Nel Cinquecento infatti, i Conquistadores spagnoli, entrarono in contatto con questa civiltà durante le loro esplorazioni del Nuovo Mondo.
L’ultimo imperatore, Montezuma, si trovò ad affrontare un nemico molto meno numeroso (erano poco più di 500 uomini), ma le cui armature di ferro, i fucili e i cavalli, provocavano un estremo timore negli indigeni, i quali non conoscevano una tale tecnologia e pensavano di avere a che fare con demoni giunti dal mare.
Nel 1521, in solo due anni. il generale dei conquistadores, Hernán Cortés, distrusse il secolare impero azteco, sterminando quasi la totalità della popolazione non solo con la forza, ma anche con le malattie importate dall’Europa contro cui i nativi non avevano alcuna difesa immunitaria.
LA VENDETTA DI MONTEZUMA
Anche gli invasori spagnoli però non erano abituati al clima e ai virus tropicali.
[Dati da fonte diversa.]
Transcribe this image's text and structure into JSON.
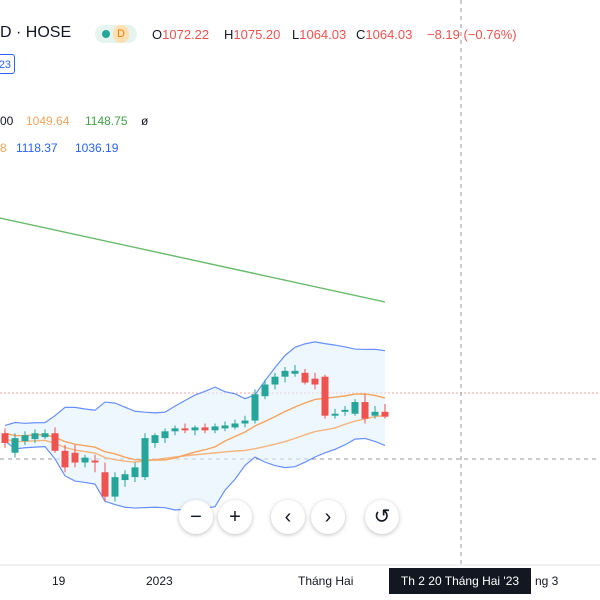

Grandi epidemie colpirono quindi gli europei che, impotenti, pensavano di avere a che fare con una maledizione lanciata da Montezuma per vendicarsi della sconfitta.
Anche al girono d’oggi, quando in Messico qualche turista poco attento mangia o beve qualcosa di esotico che gli provoca violenti scompensi fisici si parla della temibile “vendetta di Montezuma”!